Vice Prime Minister Moshe Ya’alon, a former IDF chief of staff, had accused Moreh of selectively editing the statements of the former Shin Bet chiefs in order to convey a “Palestinian narrative.”
“The Gatekeepers” has had plenty of press in recent weeks, but was widely ranked second in the pre-Oscar betting, behind “Searching for Sugar Man,” a documentary about two fans’ hunt for American-Mexican musician Rodriguez, rumored to have committed suicide by a variety of means but found to be very much alive in Detroit.
Were Moreh to fail, Israel — formally at least — still has another contender for the same Oscar, “5 Broken Cameras.” Officially helmed by Israeli and Palestinian directors Guy Davidi and Emad Burnat, and funded in part with Israeli government money, the film is a personal record of Burnat’s West Bank village of Bil’in’s confrontations with Israeli soldiers at the security barrier, and is relentlessly critical of Israel.
Though it was labeled as an Israeli film during the Oscar nomination process, this is an association that Burnat bitterly rejects, saying that “we never gave it in as an Israeli or Palestinian film. But they know who gave it in, they know that it’s a Palestinian story and my personal story.”
Davidi played down the film’s chances, noting that it was a small, independent production, without big budget champions in Los Angeles.
En route to the Oscars last week, Burnat was held up by US immigration authorities at LAX. Only the intervention of filmmaker Michael Moore secured his entry into the US.
“Emad, his wife and 8-yr. old son were placed in a holding area and told they didn’t have the proper invitation on them to attend the Oscars,” Moore tweeted. “Although he produced the Oscar invite nominees receive, that wasn’t good enough and he was threatened with being sent back to Palestine.”

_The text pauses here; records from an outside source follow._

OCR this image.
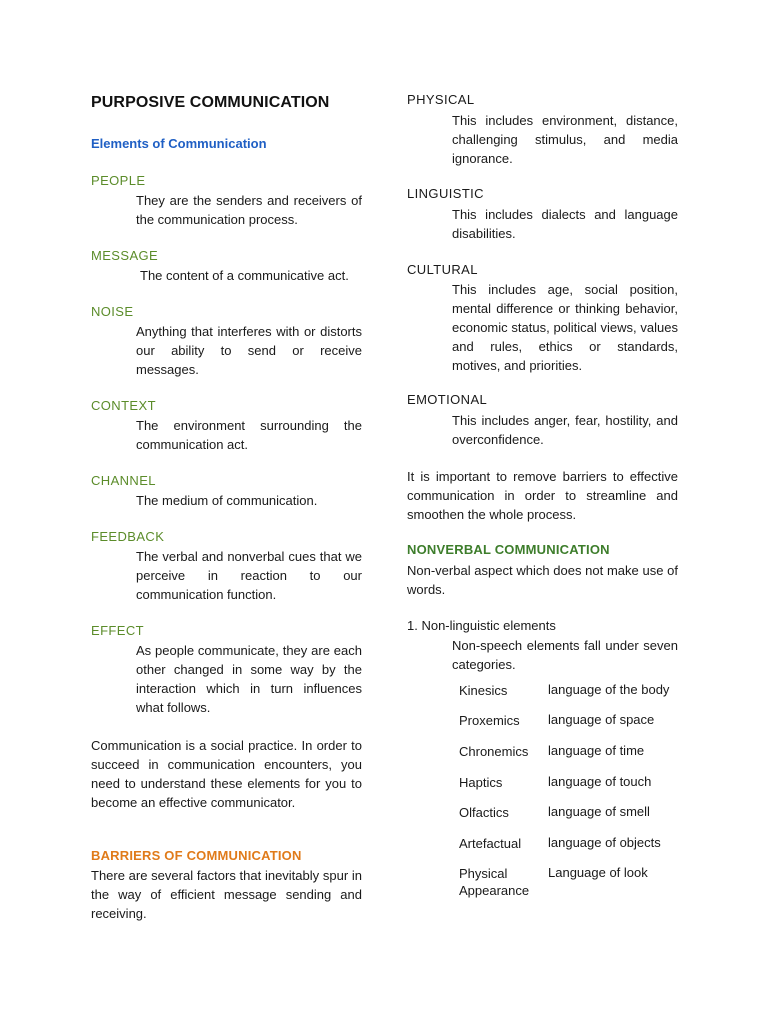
PURPOSIVE COMMUNICATION
Elements of Communication
PEOPLE
They are the senders and receivers of the communication process.
MESSAGE
The content of a communicative act.
NOISE
Anything that interferes with or distorts our ability to send or receive messages.
CONTEXT
The environment surrounding the communication act.
CHANNEL
The medium of communication.
FEEDBACK
The verbal and nonverbal cues that we perceive in reaction to our communication function.
EFFECT
As people communicate, they are each other changed in some way by the interaction which in turn influences what follows.
Communication is a social practice. In order to succeed in communication encounters, you need to understand these elements for you to become an effective communicator.
BARRIERS OF COMMUNICATION
There are several factors that inevitably spur in the way of efficient message sending and receiving.
PHYSICAL
This includes environment, distance, challenging stimulus, and media ignorance.
LINGUISTIC
This includes dialects and language disabilities.
CULTURAL
This includes age, social position, mental difference or thinking behavior, economic status, political views, values and rules, ethics or standards, motives, and priorities.
EMOTIONAL
This includes anger, fear, hostility, and overconfidence.
It is important to remove barriers to effective communication in order to streamline and smoothen the whole process.
NONVERBAL COMMUNICATION
Non-verbal aspect which does not make use of words.
1. Non-linguistic elements
Non-speech elements fall under seven categories.
Kinesics	language of the body
Proxemics	language of space
Chronemics	language of time
Haptics	language of touch
Olfactics	language of smell
Artefactual	language of objects
Physical Appearance
Language of look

Israel has yet to take home an Oscar, despite some 10 nominations through the decades. Last year, Joseph Cedar’s “Footnote” lost out to Iran’s “A Separation.”
The three other films in the Best Documentary Feature category are “How to Survive a Plague,” “The Invisible War,” and “Searching for Sugar Man.”
“The Invisible War” is produced by Amy Ziering, daughter of Beverly Hills philanthropists Marilyn and the late Sigi (a Holocaust survivor) Ziering.
“Searching for Sugar Man,” a Swedish/British production, has plenty of Jewish connections. Tracking the bid by two South African music fans, Stephen ‘Sugar’ Segerman and Craig Bartholomew Strydom, to ascertain what had become of the beloved 1970s folk musician Sixto Rodriguez — a Bob Dylan/Leonard Cohen/Don McLean type who was wildly popular in South Africa (and Australia and New Zealand) and utterly unknown in the US — it is co-produced by Simon Chinn, who already has one Oscar for 2008’s “Man on Wire.” Chinn is the son of Sir Trevor Chinn, long a leading figure in Anglo Jewry.
Segerman, too, is Jewish — from an Orthodox family in Cape Town — and said in interviews last year that he latched onto Rodriguez’s music because his “lyrics offered a drug-fueled escape from the harsh realities of life” and this was “wonderfully evocative and inspirational to young whites living under apartheid’s strict rules and censorship, who were searching for some kind of message or inspiration from the counter-culture happening in Europe and the U.S.A.”
Director Steven Spielberg’s hit film, the civil war-era biopic “Lincoln,” is nominated for a dozen Oscars. Another movie expected to win big is Ben Affleck’s “Argo,” which is based on a true account of a CIA operation to spring a small group of US diplomats from Tehran during the 1979 Iran hostage crisis.